Ask and It Shall Be Given You

Three Steps Back

I have had some questions about my last post.  “Your children can’t ask for ANYTHING?  What are you thinking???”

I said I was teaching them NOT to ask for things.  What I should have said was that I’m teaching them HOW to ask for things and this is the first step.  Persistence took a riding lesson this summer and her instructor said that it’s not enough to make the horse stop when it has been disobedient.  He has to stop and take three steps backwards before he understands what he did wrong.  My kids are in the “three steps backwards” stage.  They have gone from begging for anything or everything they could imagine wanting, to not asking for anything.  I said in my last post,

“First I explained to my children that they need to wait for something till it is offered. (There are exceptions to this of course.)”

For those of you who need a little clarification I did say there are exceptions to our new rule.  Yes, there are times when my children do need to ask for what they want or need but they already do that so we are working on the other part, waiting or going without.  Heaven forbid.

I can understand why this would be a problem for most people in our society that thinks it needs everything it wants, exactly when it wants it.  Luckily for my kids, we’re not raising them to act like the rest of society.  Anymore.

Mean or Mean?

Let’s have a little lesson in Ethics from Aristotle.

“…we often say of good works of art that it is not possible either to take away or to add anything, implying that excess and defect destroy the goodness of works of art, while the mean preserves it; and good artists, as we say, look to this in their work, and if, further, virtue is more exact and better than any art, as nature also is, then virtue must have the quality of aiming at the intermediate.

Hence it is no easy task to be good.  For in everything it is no easy task to find the middle, e.g. to find the middle of a circle is not for every one but for him who knows; so, too, any one can get angry-that is easy-or give or spend money; but to do this to the right person, to the right extent, at the right time, with the right motive, and in the right way, that is not for every one, nor is it easy; wherefore goodness is both rare and laudable and noble.”

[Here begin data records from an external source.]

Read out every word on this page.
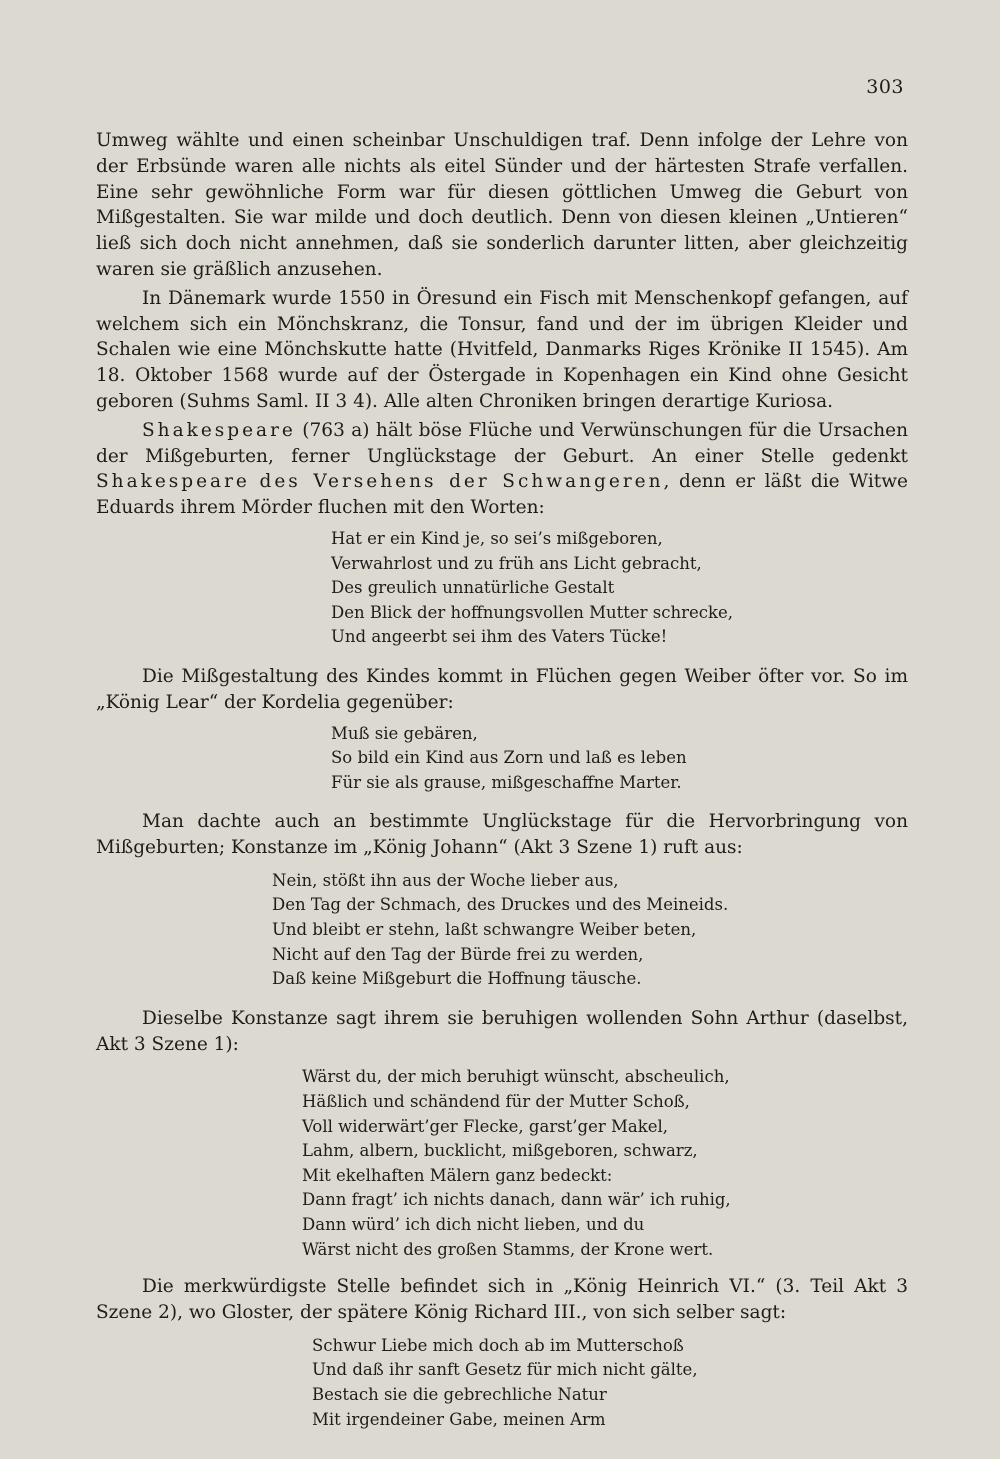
303

Umweg wählte und einen scheinbar Unschuldigen traf. Denn infolge der Lehre von der Erbsünde waren alle nichts als eitel Sünder und der härtesten Strafe verfallen. Eine sehr gewöhnliche Form war für diesen göttlichen Umweg die Geburt von Mißgestalten. Sie war milde und doch deutlich. Denn von diesen kleinen „Untieren“ ließ sich doch nicht annehmen, daß sie sonderlich darunter litten, aber gleichzeitig waren sie gräßlich anzusehen.

In Dänemark wurde 1550 in Öresund ein Fisch mit Menschenkopf gefangen, auf welchem sich ein Mönchskranz, die Tonsur, fand und der im übrigen Kleider und Schalen wie eine Mönchskutte hatte (Hvitfeld, Danmarks Riges Krönike II 1545). Am 18. Oktober 1568 wurde auf der Östergade in Kopenhagen ein Kind ohne Gesicht geboren (Suhms Saml. II 3 4). Alle alten Chroniken bringen derartige Kuriosa.

Shakespeare (763 a) hält böse Flüche und Verwünschungen für die Ursachen der Mißgeburten, ferner Unglückstage der Geburt. An einer Stelle gedenkt Shakespeare des Versehens der Schwangeren, denn er läßt die Witwe Eduards ihrem Mörder fluchen mit den Worten:

Hat er ein Kind je, so sei’s mißgeboren,
Verwahrlost und zu früh ans Licht gebracht,
Des greulich unnatürliche Gestalt
Den Blick der hoffnungsvollen Mutter schrecke,
Und angeerbt sei ihm des Vaters Tücke!

Die Mißgestaltung des Kindes kommt in Flüchen gegen Weiber öfter vor. So im „König Lear“ der Kordelia gegenüber:

Muß sie gebären,
So bild ein Kind aus Zorn und laß es leben
Für sie als grause, mißgeschaffne Marter.

Man dachte auch an bestimmte Unglückstage für die Hervorbringung von Mißgeburten; Konstanze im „König Johann“ (Akt 3 Szene 1) ruft aus:

Nein, stößt ihn aus der Woche lieber aus,
Den Tag der Schmach, des Druckes und des Meineids.
Und bleibt er stehn, laßt schwangre Weiber beten,
Nicht auf den Tag der Bürde frei zu werden,
Daß keine Mißgeburt die Hoffnung täusche.

Dieselbe Konstanze sagt ihrem sie beruhigen wollenden Sohn Arthur (daselbst, Akt 3 Szene 1):

Wärst du, der mich beruhigt wünscht, abscheulich,
Häßlich und schändend für der Mutter Schoß,
Voll widerwärt’ger Flecke, garst’ger Makel,
Lahm, albern, bucklicht, mißgeboren, schwarz,
Mit ekelhaften Mälern ganz bedeckt:
Dann fragt’ ich nichts danach, dann wär’ ich ruhig,
Dann würd’ ich dich nicht lieben, und du
Wärst nicht des großen Stamms, der Krone wert.

Die merkwürdigste Stelle befindet sich in „König Heinrich VI.“ (3. Teil Akt 3 Szene 2), wo Gloster, der spätere König Richard III., von sich selber sagt:

Schwur Liebe mich doch ab im Mutterschoß
Und daß ihr sanft Gesetz für mich nicht gälte,
Bestach sie die gebrechliche Natur
Mit irgendeiner Gabe, meinen Arm
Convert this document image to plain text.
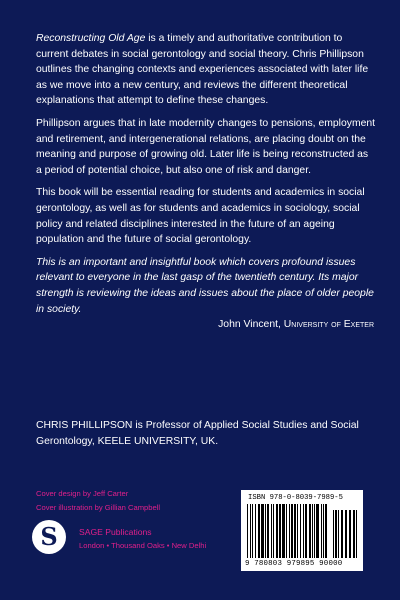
Reconstructing Old Age is a timely and authoritative contribution to current debates in social gerontology and social theory. Chris Phillipson outlines the changing contexts and experiences associated with later life as we move into a new century, and reviews the different theoretical explanations that attempt to define these changes.

Phillipson argues that in late modernity changes to pensions, employment and retirement, and intergenerational relations, are placing doubt on the meaning and purpose of growing old. Later life is being reconstructed as a period of potential choice, but also one of risk and danger.

This book will be essential reading for students and academics in social gerontology, as well as for students and academics in sociology, social policy and related disciplines interested in the future of an ageing population and the future of social gerontology.

This is an important and insightful book which covers profound issues relevant to everyone in the last gasp of the twentieth century. Its major strength is reviewing the ideas and issues about the place of older people in society.

John Vincent, University of Exeter

CHRIS PHILLIPSON is Professor of Applied Social Studies and Social Gerontology, KEELE UNIVERSITY, UK.

Cover design by Jeff Carter
Cover illustration by Gillian Campbell
S SAGE Publications
London • Thousand Oaks • New Delhi
ISBN 978-0-8039-7989-5
9 780803 979895 90000
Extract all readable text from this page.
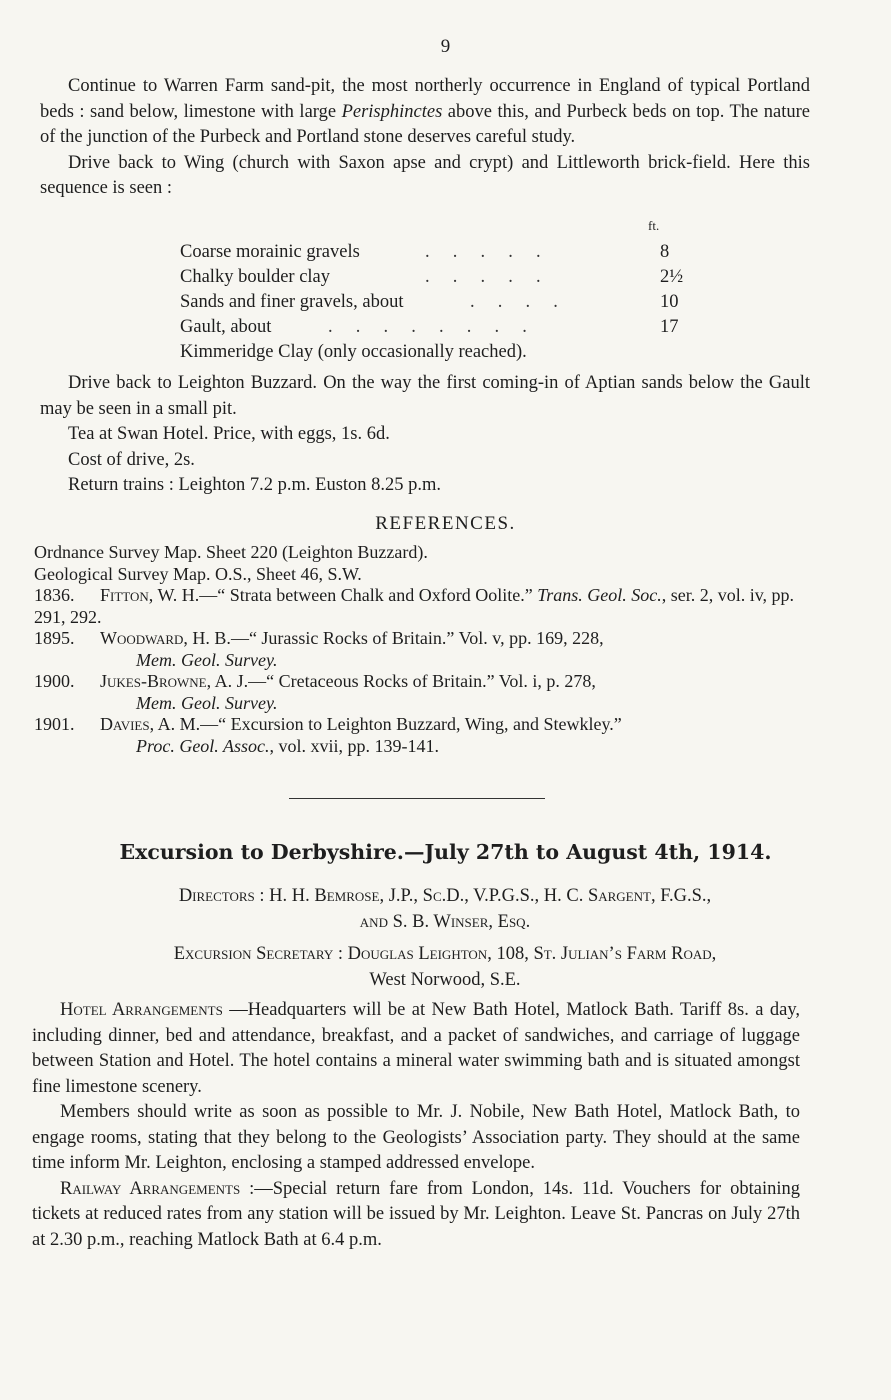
9

Continue to Warren Farm sand-pit, the most northerly occurrence in England of typical Portland beds : sand below, limestone with large Perisphinctes above this, and Purbeck beds on top. The nature of the junction of the Purbeck and Portland stone deserves careful study.

Drive back to Wing (church with Saxon apse and crypt) and Littleworth brick-field. Here this sequence is seen :

ft.
Coarse morainic gravels	.     .     .     .     .	8
Chalky boulder clay	.     .     .     .     .	2½
Sands and finer gravels, about	.     .     .     .	10
Gault, about	.     .     .     .     .     .     .     .	17
Kimmeridge Clay (only occasionally reached).

Drive back to Leighton Buzzard. On the way the first coming-in of Aptian sands below the Gault may be seen in a small pit.

Tea at Swan Hotel. Price, with eggs, 1s. 6d.

Cost of drive, 2s.

Return trains : Leighton 7.2 p.m. Euston 8.25 p.m.

REFERENCES.

Ordnance Survey Map. Sheet 220 (Leighton Buzzard).

Geological Survey Map. O.S., Sheet 46, S.W.

1836. Fitton, W. H.—“ Strata between Chalk and Oxford Oolite.” Trans. Geol. Soc., ser. 2, vol. iv, pp. 291, 292.
1895. Woodward, H. B.—“ Jurassic Rocks of Britain.” Vol. v, pp. 169, 228,
Mem. Geol. Survey.
1900. Jukes-Browne, A. J.—“ Cretaceous Rocks of Britain.” Vol. i, p. 278,
Mem. Geol. Survey.
1901. Davies, A. M.—“ Excursion to Leighton Buzzard, Wing, and Stewkley.”
Proc. Geol. Assoc., vol. xvii, pp. 139-141.
Excursion to Derbyshire.—July 27th to August 4th, 1914.
Directors : H. H. Bemrose, J.P., Sc.D., V.P.G.S., H. C. Sargent, F.G.S.,
and S. B. Winser, Esq.
Excursion Secretary : Douglas Leighton, 108, St. Julian’s Farm Road,
West Norwood, S.E.

Hotel Arrangements —Headquarters will be at New Bath Hotel, Matlock Bath. Tariff 8s. a day, including dinner, bed and attendance, breakfast, and a packet of sandwiches, and carriage of luggage between Station and Hotel. The hotel contains a mineral water swimming bath and is situated amongst fine limestone scenery.

Members should write as soon as possible to Mr. J. Nobile, New Bath Hotel, Matlock Bath, to engage rooms, stating that they belong to the Geologists’ Association party. They should at the same time inform Mr. Leighton, enclosing a stamped addressed envelope.

Railway Arrangements :—Special return fare from London, 14s. 11d. Vouchers for obtaining tickets at reduced rates from any station will be issued by Mr. Leighton. Leave St. Pancras on July 27th at 2.30 p.m., reaching Matlock Bath at 6.4 p.m.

All of that just to point out that it’s not important that my children learn to ask for things.  They need to learn how to ask for things.

“…You took no thought save it were to ask me.”

So what is the right time and place and way to ask?  I discussed this with my friend The Barefoot Quilter (who knows she has the ugliest blog in the universe but she’s working on it) and she explained it perfectly.

She reminded me of Oliver Cowdery who wanted to translate the Book of Mormon but God said no, “Behold, you have not understood; you have supposed that I would give it unto you, when you took no thought save it was to ask me.  But, behold, I say unto you, that you must study it out in your mind; then you must ask me if it be right, and if it is right I will cause that your bosom shall burn within you; therefore, you shall feel that it is right.”

My friend said, “You think your kids just ask and demand willy nilly.  You liked that one day when your son sat and thought and decided against asking BECAUSE you finally saw thought going into his request.  If you saw that much thought BEFORE he started to ask, you probably would have said yes.  No matter what he asked.”

That’s what I’m looking for.  Thought and study and self control.  Not demands spewing out of their mouths at every moment of every day.  What I’m teaching them is to tell me what they want instead of demanding that I give it to them.

Instead of, “When are we going to Lagoon?  We NEVER get to go there!”  I would like to hear, “Oh look!  There’s Lagoon!  Remember how much fun we had there last year?  I can’t wait till we go again!”

Instead of, “I can’t go to bed!  I have to finish this project!”  I would like to hear, “I wish I had a few more minutes to finish this project I’m working on.  It’s frustrating to have to stop when I’m almost done.”

Like Channing said, when they talk that way it doesn’t make me want to give them things.  It makes me want to give them everything.

It’s not just asking politely.  It’s going one step further.

Or three steps back depending how you look at it.

One of the things I like about having my comments turned off is that if people want to communicate with me they have to go the extra mile to contact me.  That gives them a little extra time to think and study out in their mind what they really want to say.  I really do appreciate your thoughtful emails.  If it weren’t for you I would have no idea how unclear I have been in one of my posts or when I am just plain wrong.  I’m happy to be wrong because I am always looking for ways to change and improve, so thank you.

Photos

The kids wanted to paint pumpkins yesterday but we only had one pumpkin so you can imagine the difficulty.  They decided to compromise and ended up with creations that were even better than plain old pumpkins.